In 2006, mining corporation Barrick Gold proposed the unthinkable: removing and relocating three glaciers in Chile's Andes to make room for an open-pit gold mine called Pascua Lama. When state authorities were asked about the environmental impact, they offered a startling admission—they "really knew nothing" about glaciers, that it was entirely new territory for them. This moment crystallized a phenomenon called "undone science," and it would reshape how Chile approaches water security for decades to come.

Undone science refers to research that remains unfunded, incomplete, or ignored because of political, economic, or industry pressure. Sometimes it's intentional; sometimes it's simply that powerful funders shape which questions get asked. In Chile's case, glaciers had existed in a regulatory blind spot despite being fundamental to the country's water security. They were largely absent from environmental impact assessments and regulations, allowing mining projects to sidestep scrutiny of their glacier-related impacts.

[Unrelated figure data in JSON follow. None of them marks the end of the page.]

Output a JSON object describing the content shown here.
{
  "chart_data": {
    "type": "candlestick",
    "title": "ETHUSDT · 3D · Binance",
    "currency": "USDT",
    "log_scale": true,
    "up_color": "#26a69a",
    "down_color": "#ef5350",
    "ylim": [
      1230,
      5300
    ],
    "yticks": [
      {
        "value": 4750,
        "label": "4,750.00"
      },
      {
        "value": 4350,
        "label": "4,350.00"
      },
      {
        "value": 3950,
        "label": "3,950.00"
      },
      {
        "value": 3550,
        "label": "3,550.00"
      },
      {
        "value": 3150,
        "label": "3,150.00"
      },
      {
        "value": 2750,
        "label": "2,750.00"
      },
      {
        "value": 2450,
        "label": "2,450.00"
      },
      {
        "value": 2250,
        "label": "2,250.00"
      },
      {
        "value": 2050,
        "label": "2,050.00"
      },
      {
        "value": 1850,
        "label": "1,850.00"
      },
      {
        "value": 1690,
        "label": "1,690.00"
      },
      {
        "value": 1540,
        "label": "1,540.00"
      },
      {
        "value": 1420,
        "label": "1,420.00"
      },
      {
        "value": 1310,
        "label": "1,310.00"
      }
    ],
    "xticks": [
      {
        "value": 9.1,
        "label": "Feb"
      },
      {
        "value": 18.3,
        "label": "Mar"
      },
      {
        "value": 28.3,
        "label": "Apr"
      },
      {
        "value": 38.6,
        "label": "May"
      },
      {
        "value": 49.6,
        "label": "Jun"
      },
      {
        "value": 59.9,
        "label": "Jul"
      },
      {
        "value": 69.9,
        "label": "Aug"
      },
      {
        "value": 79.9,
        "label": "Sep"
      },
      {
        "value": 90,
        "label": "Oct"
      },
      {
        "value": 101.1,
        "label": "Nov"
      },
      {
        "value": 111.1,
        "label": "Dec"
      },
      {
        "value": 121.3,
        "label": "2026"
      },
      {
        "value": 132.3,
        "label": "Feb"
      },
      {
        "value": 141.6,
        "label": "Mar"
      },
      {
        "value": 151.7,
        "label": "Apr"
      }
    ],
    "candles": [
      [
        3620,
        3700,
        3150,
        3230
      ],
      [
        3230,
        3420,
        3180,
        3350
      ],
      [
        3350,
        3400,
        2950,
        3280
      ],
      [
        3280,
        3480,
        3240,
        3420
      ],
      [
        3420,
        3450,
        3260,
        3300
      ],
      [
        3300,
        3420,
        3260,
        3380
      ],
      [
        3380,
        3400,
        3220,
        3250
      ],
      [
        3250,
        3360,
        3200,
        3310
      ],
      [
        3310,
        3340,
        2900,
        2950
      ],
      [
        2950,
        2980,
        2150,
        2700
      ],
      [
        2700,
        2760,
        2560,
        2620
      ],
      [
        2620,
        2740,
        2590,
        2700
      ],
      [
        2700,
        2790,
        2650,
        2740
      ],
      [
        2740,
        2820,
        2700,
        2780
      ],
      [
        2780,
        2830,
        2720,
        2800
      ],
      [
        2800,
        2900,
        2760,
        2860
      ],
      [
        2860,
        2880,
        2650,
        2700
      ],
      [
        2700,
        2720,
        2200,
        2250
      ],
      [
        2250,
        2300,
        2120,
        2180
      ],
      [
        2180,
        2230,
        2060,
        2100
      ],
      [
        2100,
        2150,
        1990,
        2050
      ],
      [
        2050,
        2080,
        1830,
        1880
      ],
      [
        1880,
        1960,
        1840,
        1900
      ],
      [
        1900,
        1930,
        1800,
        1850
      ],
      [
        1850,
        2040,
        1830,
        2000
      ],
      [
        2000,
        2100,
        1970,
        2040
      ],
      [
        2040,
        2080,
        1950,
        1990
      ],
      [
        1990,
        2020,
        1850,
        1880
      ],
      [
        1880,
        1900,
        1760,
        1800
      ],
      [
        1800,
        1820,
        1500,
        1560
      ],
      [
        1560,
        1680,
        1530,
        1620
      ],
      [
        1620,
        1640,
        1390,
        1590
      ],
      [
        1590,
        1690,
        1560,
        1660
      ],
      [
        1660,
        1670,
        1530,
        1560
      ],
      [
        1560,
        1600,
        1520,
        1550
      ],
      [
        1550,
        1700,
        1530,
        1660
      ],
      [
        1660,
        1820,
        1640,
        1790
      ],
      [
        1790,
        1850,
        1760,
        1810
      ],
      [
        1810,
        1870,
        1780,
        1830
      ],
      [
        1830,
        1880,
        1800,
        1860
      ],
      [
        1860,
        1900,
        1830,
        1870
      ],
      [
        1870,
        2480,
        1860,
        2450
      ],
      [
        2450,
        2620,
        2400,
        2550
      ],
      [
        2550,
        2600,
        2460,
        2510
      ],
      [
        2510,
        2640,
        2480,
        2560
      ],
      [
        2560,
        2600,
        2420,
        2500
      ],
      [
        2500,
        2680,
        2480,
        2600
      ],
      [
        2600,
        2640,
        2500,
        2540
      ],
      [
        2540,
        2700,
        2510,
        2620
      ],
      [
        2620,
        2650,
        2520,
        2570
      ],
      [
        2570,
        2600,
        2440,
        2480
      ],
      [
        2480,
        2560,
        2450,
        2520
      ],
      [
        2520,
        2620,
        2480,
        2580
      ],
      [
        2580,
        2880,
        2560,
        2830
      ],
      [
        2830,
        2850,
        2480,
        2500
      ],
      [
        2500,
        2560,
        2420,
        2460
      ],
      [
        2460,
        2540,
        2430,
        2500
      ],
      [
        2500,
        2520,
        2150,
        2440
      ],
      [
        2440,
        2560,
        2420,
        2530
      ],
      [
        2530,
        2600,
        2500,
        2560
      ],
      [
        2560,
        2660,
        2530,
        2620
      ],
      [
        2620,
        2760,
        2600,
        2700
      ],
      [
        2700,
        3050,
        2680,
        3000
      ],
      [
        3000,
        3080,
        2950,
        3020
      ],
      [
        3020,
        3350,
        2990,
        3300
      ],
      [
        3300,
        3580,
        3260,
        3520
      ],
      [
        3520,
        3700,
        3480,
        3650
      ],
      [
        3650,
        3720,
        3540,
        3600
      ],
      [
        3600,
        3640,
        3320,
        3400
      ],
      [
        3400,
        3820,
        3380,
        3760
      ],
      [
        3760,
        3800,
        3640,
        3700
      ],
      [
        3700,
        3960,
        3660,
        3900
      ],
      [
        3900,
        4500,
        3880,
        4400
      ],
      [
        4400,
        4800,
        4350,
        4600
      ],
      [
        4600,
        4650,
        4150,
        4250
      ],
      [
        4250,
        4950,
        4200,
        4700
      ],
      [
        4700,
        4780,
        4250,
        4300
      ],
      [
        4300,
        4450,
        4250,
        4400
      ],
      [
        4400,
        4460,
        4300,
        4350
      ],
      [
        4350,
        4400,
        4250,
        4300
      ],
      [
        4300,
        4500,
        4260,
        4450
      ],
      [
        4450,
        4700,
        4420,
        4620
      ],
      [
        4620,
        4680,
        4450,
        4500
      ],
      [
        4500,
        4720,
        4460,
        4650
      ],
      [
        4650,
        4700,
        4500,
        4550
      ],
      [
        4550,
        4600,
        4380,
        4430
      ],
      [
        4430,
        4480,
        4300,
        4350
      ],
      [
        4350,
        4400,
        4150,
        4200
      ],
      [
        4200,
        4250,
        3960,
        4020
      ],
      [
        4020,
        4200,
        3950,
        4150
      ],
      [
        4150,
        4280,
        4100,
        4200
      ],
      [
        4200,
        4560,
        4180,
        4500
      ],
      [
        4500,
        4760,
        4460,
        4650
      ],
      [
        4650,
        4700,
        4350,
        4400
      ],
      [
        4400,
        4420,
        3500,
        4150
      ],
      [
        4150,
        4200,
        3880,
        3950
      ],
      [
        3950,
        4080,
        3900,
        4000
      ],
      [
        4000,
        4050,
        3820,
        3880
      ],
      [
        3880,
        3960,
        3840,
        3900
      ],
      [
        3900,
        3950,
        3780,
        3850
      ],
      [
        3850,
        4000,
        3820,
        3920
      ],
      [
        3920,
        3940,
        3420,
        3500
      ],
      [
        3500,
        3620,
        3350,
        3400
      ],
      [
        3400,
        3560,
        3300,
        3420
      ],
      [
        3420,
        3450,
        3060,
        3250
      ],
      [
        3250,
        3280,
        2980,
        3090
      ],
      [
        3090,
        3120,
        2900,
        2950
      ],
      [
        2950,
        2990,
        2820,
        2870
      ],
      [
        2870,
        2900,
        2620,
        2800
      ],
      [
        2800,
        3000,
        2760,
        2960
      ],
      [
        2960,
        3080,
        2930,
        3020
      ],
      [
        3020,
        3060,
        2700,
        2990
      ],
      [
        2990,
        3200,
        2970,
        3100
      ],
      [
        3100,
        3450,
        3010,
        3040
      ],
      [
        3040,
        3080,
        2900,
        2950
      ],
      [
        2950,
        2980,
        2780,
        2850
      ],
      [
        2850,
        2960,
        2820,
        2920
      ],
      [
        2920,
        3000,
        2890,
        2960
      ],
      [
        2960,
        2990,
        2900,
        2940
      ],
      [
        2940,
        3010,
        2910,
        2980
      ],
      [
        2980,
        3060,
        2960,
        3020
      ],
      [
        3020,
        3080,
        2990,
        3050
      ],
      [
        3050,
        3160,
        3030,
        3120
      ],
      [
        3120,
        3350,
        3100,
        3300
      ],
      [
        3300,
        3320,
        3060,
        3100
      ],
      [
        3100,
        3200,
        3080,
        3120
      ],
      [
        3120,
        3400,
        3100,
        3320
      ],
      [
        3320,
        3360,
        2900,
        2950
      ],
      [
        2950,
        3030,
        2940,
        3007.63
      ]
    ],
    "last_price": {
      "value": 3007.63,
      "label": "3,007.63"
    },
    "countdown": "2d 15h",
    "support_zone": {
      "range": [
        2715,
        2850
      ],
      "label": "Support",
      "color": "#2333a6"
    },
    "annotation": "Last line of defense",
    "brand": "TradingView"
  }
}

According to a study published in Tapuya: Latin American Science, Technology and Society by Javiera Barandiarán of UC Santa Barbara and colleagues, this gap in knowledge and regulation was no accident. The researchers identified three key drivers: a lack of pluralism that excluded certain ways of knowing, a loss of scientific autonomy when powerful funders shaped research agendas, and contested validation procedures over what counts as authoritative knowledge. These forces combined to keep glaciers invisible in policy conversations.

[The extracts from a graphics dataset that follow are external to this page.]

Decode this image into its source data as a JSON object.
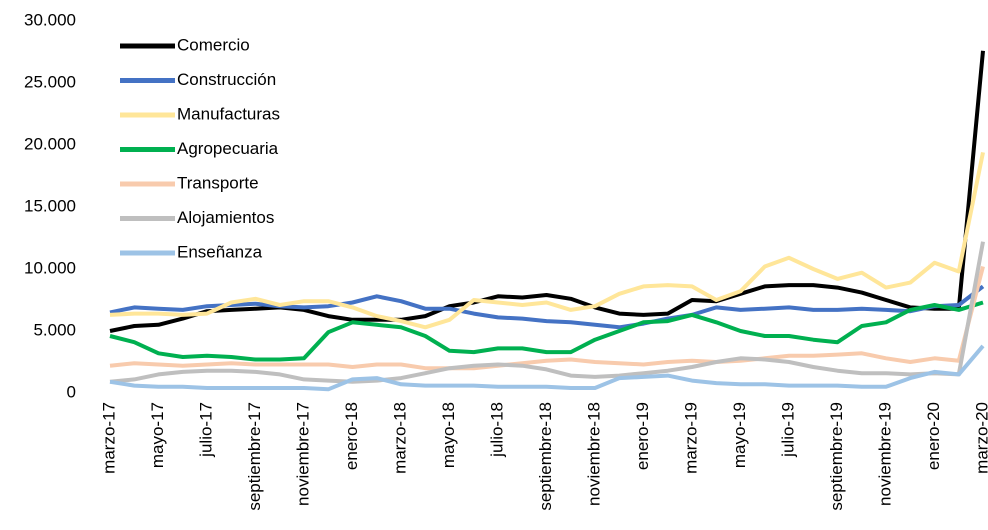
{
  "chart_data": {
    "type": "line",
    "categories": [
      "marzo-17",
      null,
      "mayo-17",
      null,
      "julio-17",
      null,
      "septiembre-17",
      null,
      "noviembre-17",
      null,
      "enero-18",
      null,
      "marzo-18",
      null,
      "mayo-18",
      null,
      "julio-18",
      null,
      "septiembre-18",
      null,
      "noviembre-18",
      null,
      "enero-19",
      null,
      "marzo-19",
      null,
      "mayo-19",
      null,
      "julio-19",
      null,
      "septiembre-19",
      null,
      "noviembre-19",
      null,
      "enero-20",
      null,
      "marzo-20"
    ],
    "series": [
      {
        "name": "Comercio",
        "color": "#000000",
        "values": [
          5000,
          5400,
          5500,
          6000,
          6600,
          6700,
          6800,
          6900,
          6700,
          6200,
          5900,
          5900,
          5900,
          6200,
          7000,
          7300,
          7800,
          7700,
          7900,
          7600,
          6900,
          6400,
          6300,
          6400,
          7500,
          7400,
          8000,
          8600,
          8700,
          8700,
          8500,
          8100,
          7500,
          6900,
          6800,
          6800,
          27600
        ]
      },
      {
        "name": "Construcción",
        "color": "#4472c4",
        "values": [
          6500,
          6900,
          6800,
          6700,
          7000,
          7100,
          7200,
          7000,
          6900,
          7000,
          7300,
          7800,
          7400,
          6800,
          6800,
          6400,
          6100,
          6000,
          5800,
          5700,
          5500,
          5300,
          5600,
          6000,
          6300,
          6900,
          6700,
          6800,
          6900,
          6700,
          6700,
          6800,
          6700,
          6600,
          7000,
          7100,
          8600
        ]
      },
      {
        "name": "Manufacturas",
        "color": "#ffe699",
        "values": [
          6300,
          6400,
          6400,
          6300,
          6400,
          7300,
          7600,
          7100,
          7400,
          7400,
          6900,
          6200,
          5800,
          5300,
          5900,
          7500,
          7300,
          7100,
          7300,
          6700,
          7000,
          8000,
          8600,
          8700,
          8600,
          7500,
          8200,
          10200,
          10900,
          10000,
          9200,
          9700,
          8500,
          8900,
          10500,
          9800,
          19400
        ]
      },
      {
        "name": "Agropecuaria",
        "color": "#00b050",
        "values": [
          4600,
          4100,
          3200,
          2900,
          3000,
          2900,
          2700,
          2700,
          2800,
          4900,
          5700,
          5500,
          5300,
          4600,
          3400,
          3300,
          3600,
          3600,
          3300,
          3300,
          4300,
          5000,
          5700,
          5800,
          6300,
          5700,
          5000,
          4600,
          4600,
          4300,
          4100,
          5400,
          5700,
          6700,
          7100,
          6700,
          7300
        ]
      },
      {
        "name": "Transporte",
        "color": "#f8cbad",
        "values": [
          2200,
          2400,
          2300,
          2200,
          2300,
          2400,
          2300,
          2300,
          2300,
          2300,
          2100,
          2300,
          2300,
          2000,
          2000,
          2000,
          2200,
          2400,
          2600,
          2700,
          2500,
          2400,
          2300,
          2500,
          2600,
          2500,
          2600,
          2800,
          3000,
          3000,
          3100,
          3200,
          2800,
          2500,
          2800,
          2600,
          10200
        ]
      },
      {
        "name": "Alojamientos",
        "color": "#bfbfbf",
        "values": [
          900,
          1100,
          1500,
          1700,
          1800,
          1800,
          1700,
          1500,
          1100,
          1000,
          900,
          1000,
          1200,
          1600,
          2000,
          2200,
          2300,
          2200,
          1900,
          1400,
          1300,
          1400,
          1600,
          1800,
          2100,
          2500,
          2800,
          2700,
          2500,
          2100,
          1800,
          1600,
          1600,
          1500,
          1600,
          1500,
          12200
        ]
      },
      {
        "name": "Enseñanza",
        "color": "#9dc3e6",
        "values": [
          900,
          600,
          500,
          500,
          400,
          400,
          400,
          400,
          400,
          300,
          1100,
          1200,
          700,
          600,
          600,
          600,
          500,
          500,
          500,
          400,
          400,
          1200,
          1300,
          1400,
          1000,
          800,
          700,
          700,
          600,
          600,
          600,
          500,
          500,
          1200,
          1700,
          1500,
          3800
        ]
      }
    ],
    "ylim": [
      0,
      30000
    ],
    "yticks": [
      0,
      {
        "value": 5000,
        "label": "5.000"
      },
      {
        "value": 10000,
        "label": "10.000"
      },
      {
        "value": 15000,
        "label": "15.000"
      },
      {
        "value": 20000,
        "label": "20.000"
      },
      {
        "value": 25000,
        "label": "25.000"
      },
      {
        "value": 30000,
        "label": "30.000"
      }
    ],
    "legend": "top-left"
  }
}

The Pascua Lama case became a turning point. Public outrage erupted over the plan to move glaciers for mining profit. The controversy mounted until the mine was ultimately closed in 2020. But in those intervening years, something crucial shifted. The state began reckoning with its blindness. In 2008, Chile created a dedicated glaciology and snow unit within its General Directorate of Water. By 2014, the country completed its first National Glacier Inventory. And in response to Pascua Lama, the first attempts to enact a glacier protection law were born.

Yet the story doesn't end there with simple resolution. A second case—the expansion of Los Bronces copper mine just north of Santiago, approved in 2023—reveals that undone science had evolved into a different form. This time, there was no absence of data. Instead, the battleground shifted to who controls which science counts as valid. The central controversy: mining dust particles settling on glaciers, darkening their surfaces and accelerating melt rates. Chile's Environmental Impact Service rejected Anglo American's environmental permit for the project, arguing the company had failed to adequately account for these impacts.

As Ajit Subramaniam, a research professor at Columbia's Lamont-Doherty Earth Observatory, noted in discussing these conflicts: "Often it is not a matter of uncertainty in the science that is confounding to policymakers so much as the difficulty in balancing opposing needs and who has a voice in that decision."

What emerges is not simply a story of science filling a gap, but of competing interests fighting to shape whose knowledge matters. Chile's journey from glacier ignorance to glacier regulation illustrates how environmental protection becomes possible only when the right questions are asked—and when communities have the power to demand answers.